The crux of the issue is liability and foreseeability - in other words, its driven in part by insurance costs and the spectre of being hit with huge litigation awards (if something were to happen, and survivors were to file lawsuits).
It would be wise to know (as opposed to not know) exactly what your company policy manual says - word for word - about firearms on company property. (Do you park on company property? e.g. do you have other options?; etc.)
Unfortunately the professional organization for corporate security (American Society for Industrial Security) ASIS International appears to be coming down on the side of banning firearms in employee's vehicles parked on company property. While the matter is still being studied, the Brady team has scholars deeply involved in writing white papers on this topic.

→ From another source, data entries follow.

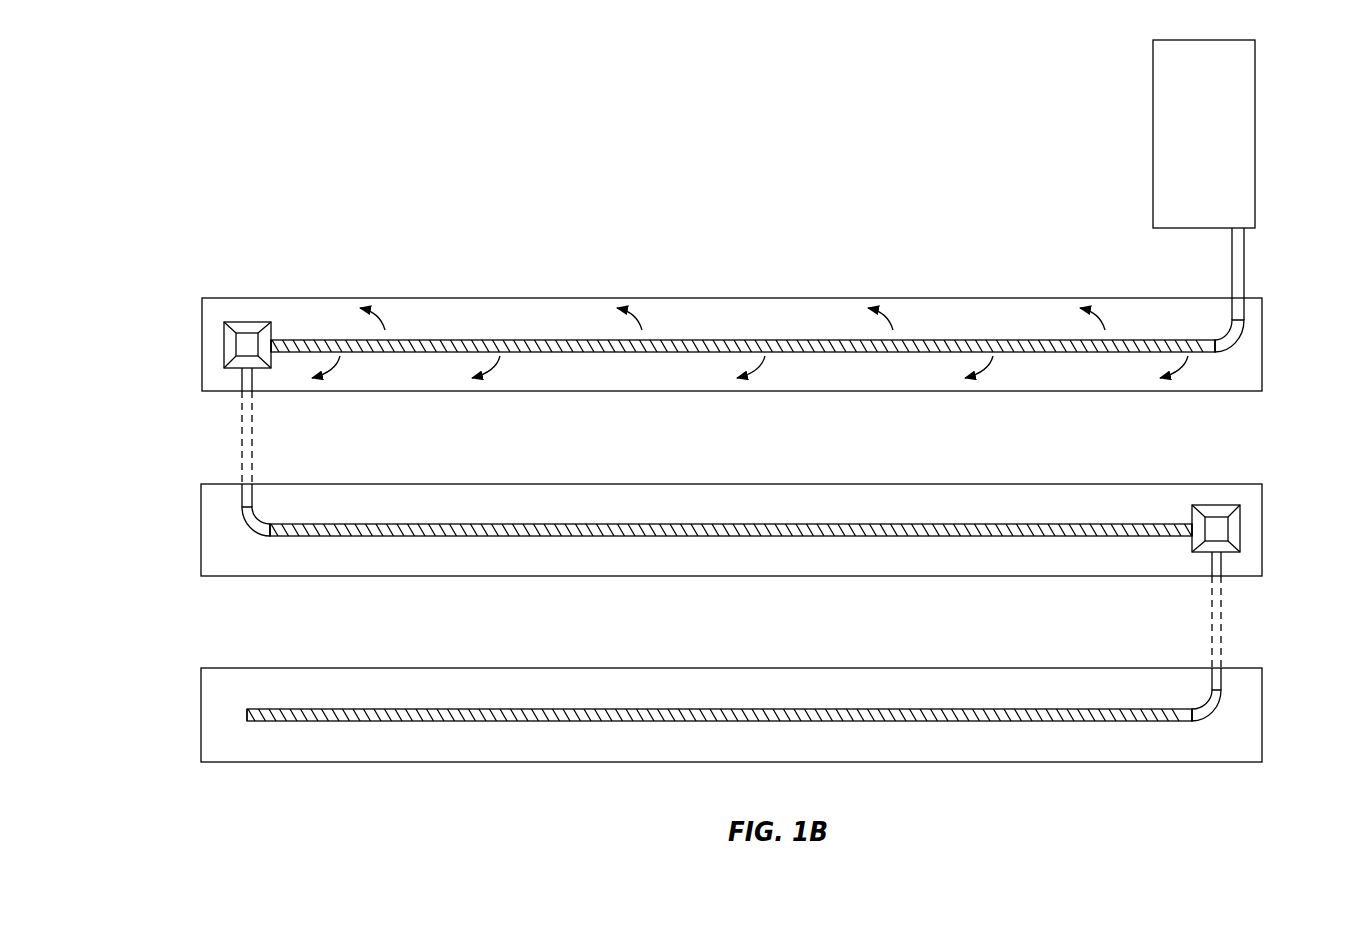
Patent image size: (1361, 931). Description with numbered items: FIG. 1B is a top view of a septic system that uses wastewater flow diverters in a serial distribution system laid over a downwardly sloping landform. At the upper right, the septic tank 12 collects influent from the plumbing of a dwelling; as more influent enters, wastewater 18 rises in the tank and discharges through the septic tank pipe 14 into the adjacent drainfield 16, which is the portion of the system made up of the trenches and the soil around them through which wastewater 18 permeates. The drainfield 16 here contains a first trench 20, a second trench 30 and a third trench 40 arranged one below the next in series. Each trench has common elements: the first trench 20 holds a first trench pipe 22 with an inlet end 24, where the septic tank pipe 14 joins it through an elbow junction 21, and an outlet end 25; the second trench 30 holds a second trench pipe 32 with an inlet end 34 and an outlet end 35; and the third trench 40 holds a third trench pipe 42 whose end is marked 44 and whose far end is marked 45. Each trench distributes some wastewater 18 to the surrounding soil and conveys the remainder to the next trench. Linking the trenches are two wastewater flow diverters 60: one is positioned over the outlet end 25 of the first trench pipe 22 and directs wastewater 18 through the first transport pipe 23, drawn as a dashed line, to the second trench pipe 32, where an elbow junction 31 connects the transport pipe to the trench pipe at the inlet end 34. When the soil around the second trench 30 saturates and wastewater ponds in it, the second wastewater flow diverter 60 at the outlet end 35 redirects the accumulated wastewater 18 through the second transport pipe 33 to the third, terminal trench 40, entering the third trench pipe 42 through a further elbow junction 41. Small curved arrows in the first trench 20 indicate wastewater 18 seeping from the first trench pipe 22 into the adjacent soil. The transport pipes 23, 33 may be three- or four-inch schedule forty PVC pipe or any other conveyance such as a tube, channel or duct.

The septic tank 12 is at (1256, 127).
The septic tank pipe 14 is at (1246, 250).
The drainfield 16 is at (633, 168).
The wastewater 18 is at (648, 330).
The first trench 20 is at (483, 322).
The elbow junction 21 is at (1236, 342).
The first trench pipe 22 is at (955, 343).
The first transport pipe 23 is at (242, 440).
The inlet end 24 is at (1208, 352).
The outlet end 25 is at (272, 347).
The second trench 30 is at (410, 498).
The second elbow fitting 31 is at (248, 522).
The second trench pipe 32 is at (720, 525).
The second transport pipe 33 is at (1222, 625).
The inlet end 34 is at (282, 537).
The outlet end 35 is at (1186, 532).
The third trench 40 is at (530, 692).
The third elbow fitting 41 is at (1218, 704).
The third trench pipe 42 is at (900, 712).
The third conduit inlet end 44 is at (1184, 722).
The fill dirt 45 is at (248, 716).
The wastewater flow diverter 60 is at (246, 347).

Ultimately its up to you to make a decision. What you've described sounds appropriate - so long as you are completely silent about the fact that you have a firearm in your vehicle. It would not take much to make the company you work for nervous, and having the matter come up in any fashion is likely to provoke the exact responses you're trying to avoid.
Here is some scary stuff for background reading --
http://workplaceviolencenews.com/20...eport-explores-gun-violence-in-the-workplace/
[scroll down to the bottom of this link, and click on this link: ]
http://www.asisonline.org/foundation/guns.pdf
Note - the author, Dana Loomis, is a Brady co-conspirator.
Also here:
http://www.asisonline.org/
Go down to "Hot Topics" then "Information on School Safety", click on "Workplace Violence Guideline"
Both are Adobe9 .pdf files.
See pages 20, 25, and 28/29 --
Issues are numerous, but among them are these:
1. Mentioning firearms gets you identified as a potentially violent employee. Not a good career choice.
2. "Pre-employment Screening" - if the potential employee reveals that s/he is a sport shooter, participates in competitive shooting, is a hunter, etc. potentially "pre-employment screening" could suggest that another potential employee be selected instead - under the concept that people who own/handle firearms are potentially of greater liability concern to corporations than people who do not own/handle firearms.
Similar to issues involving people with pre-existing health conditions (or genetic predispositioning towards certain undesirable health conditions) being screened out of "employability" by health insurance employability pre-screening (by Human Resources), the pseudo-science of violence prevention is slowly adopting an attitude that persons who are involved (to any stated degree) with firearms offer a higher degree of "dangerousness" in terms of insurance underwriting and mortality tables, etc. Ergo, companies who hire such persons may find their liability insurance policies more expensive.
At its simplest, the objective is to define, by using various behavioral sciences and insurance industry coercion, "firearms ownership" as a deviant characteristic - a characteristic that employers would be wise to be aware of and avoid at all costs. Simultaneously, of course, being labeled a 'deviant' behavior by some pseudo-science would, over time, tend to cast all gun-owners in an 'anti-social' light - which, over time, could be quite effective in altering people's behaviors, social standards, and perceptions or norms.
Its an issue that may not be on many people's radar screens today - but those who would like to see firearms banned from private ownership are working in many unorthodox areas to essentially declare firearms ownership and use to be outside the bounds of 'normal' social or civil behavior. We ignore such issues to our own detriment.